A software part of this project is written in C++ and runs on the Linux operating system. Due to the availability of drivers, the application was tested on Linux Debian, and due to the licensing requirements, it was decided that the program is a console application. The target of the software is data acquisition, signal parameterization, and classification.

Advertisement

3. EMG measurement by using cup-shaped and double (glued) electrodes

The measurements were made by using adhesive (Figure 2) cup-shaped (Figure 3) and double electrodes (Figure 4). The reference electrode was used as one of the glued electrodes (Figure 2). An example of the reference disc electrode placement is shown in Figure 6.

Figure 6.

Example of the reference disc electrode placement.

3.1. Measurement system

The measurement system consists of electrodes, a preamplifier of an EMG signal, an AD converter, and a multichannel recorder. As an AD converter, a multichannel recorder has been used, or a sound card with a software for digital signal processing.

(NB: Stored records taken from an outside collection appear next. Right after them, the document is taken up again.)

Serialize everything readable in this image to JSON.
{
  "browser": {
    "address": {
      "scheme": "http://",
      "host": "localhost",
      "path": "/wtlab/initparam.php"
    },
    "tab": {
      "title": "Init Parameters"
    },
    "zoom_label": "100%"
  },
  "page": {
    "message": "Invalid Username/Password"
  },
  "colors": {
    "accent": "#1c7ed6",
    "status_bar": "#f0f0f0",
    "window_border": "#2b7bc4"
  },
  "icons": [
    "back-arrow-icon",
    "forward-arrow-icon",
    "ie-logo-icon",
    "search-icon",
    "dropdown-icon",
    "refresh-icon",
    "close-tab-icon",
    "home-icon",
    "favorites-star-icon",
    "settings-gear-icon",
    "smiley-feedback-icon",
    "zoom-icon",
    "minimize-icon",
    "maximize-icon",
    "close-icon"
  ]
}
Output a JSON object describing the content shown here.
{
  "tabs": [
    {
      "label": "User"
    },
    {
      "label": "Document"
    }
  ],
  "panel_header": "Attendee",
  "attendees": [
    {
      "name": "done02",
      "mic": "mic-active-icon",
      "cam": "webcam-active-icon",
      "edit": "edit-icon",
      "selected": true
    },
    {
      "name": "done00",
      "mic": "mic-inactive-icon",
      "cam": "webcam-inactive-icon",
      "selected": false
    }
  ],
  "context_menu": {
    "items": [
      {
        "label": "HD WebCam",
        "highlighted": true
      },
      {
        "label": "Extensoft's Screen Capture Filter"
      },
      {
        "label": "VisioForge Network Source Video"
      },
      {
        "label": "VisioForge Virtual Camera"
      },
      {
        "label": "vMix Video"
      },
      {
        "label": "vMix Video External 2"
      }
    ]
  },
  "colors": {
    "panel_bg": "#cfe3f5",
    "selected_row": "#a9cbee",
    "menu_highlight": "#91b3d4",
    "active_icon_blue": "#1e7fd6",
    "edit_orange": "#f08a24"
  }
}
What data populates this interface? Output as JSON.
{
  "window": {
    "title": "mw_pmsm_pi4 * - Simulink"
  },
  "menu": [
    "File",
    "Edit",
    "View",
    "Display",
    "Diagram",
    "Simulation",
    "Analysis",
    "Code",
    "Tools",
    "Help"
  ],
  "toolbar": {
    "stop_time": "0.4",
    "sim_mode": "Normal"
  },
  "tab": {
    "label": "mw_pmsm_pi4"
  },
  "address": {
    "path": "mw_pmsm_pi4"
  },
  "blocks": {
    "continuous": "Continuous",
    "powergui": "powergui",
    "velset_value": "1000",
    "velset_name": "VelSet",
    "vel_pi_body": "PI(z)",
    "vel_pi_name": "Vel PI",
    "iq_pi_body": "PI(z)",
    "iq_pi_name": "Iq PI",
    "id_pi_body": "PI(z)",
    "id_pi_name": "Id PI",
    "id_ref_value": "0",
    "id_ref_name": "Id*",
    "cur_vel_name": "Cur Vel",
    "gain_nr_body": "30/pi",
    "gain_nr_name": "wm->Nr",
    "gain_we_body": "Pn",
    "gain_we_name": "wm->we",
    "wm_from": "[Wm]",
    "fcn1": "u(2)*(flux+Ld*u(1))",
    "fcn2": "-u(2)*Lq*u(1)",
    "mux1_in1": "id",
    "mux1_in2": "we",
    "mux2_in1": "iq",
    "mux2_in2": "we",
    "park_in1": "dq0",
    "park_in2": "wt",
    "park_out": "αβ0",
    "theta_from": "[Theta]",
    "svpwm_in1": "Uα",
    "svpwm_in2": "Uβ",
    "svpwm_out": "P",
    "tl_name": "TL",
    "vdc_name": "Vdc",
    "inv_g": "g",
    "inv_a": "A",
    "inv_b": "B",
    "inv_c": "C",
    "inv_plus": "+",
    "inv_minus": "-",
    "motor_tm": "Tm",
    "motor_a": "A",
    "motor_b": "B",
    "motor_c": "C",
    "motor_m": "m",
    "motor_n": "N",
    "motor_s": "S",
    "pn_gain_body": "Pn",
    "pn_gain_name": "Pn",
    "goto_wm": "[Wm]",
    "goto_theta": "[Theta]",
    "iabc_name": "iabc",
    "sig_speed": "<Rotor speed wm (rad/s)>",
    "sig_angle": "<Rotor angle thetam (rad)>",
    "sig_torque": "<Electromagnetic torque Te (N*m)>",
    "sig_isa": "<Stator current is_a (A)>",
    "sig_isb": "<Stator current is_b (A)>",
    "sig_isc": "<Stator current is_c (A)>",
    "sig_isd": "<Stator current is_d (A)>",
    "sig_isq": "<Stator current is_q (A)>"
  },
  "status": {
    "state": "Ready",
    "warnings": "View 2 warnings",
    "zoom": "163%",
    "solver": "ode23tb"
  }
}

A few extra features have been checked before finalizing the configuration of the measurement system. To record the results of the measurements, five different measurement configurations were used. Three of them have been reviewed negatively. The main problems concern the interference from the power supply, noise from FireWire (not always), and demodulation of the EMG signal cables from a nearby radio station transmitter. The use of battery power, the reduction of EMG wires length, and the use of the USB bus made it possible to eliminate the problems listed above.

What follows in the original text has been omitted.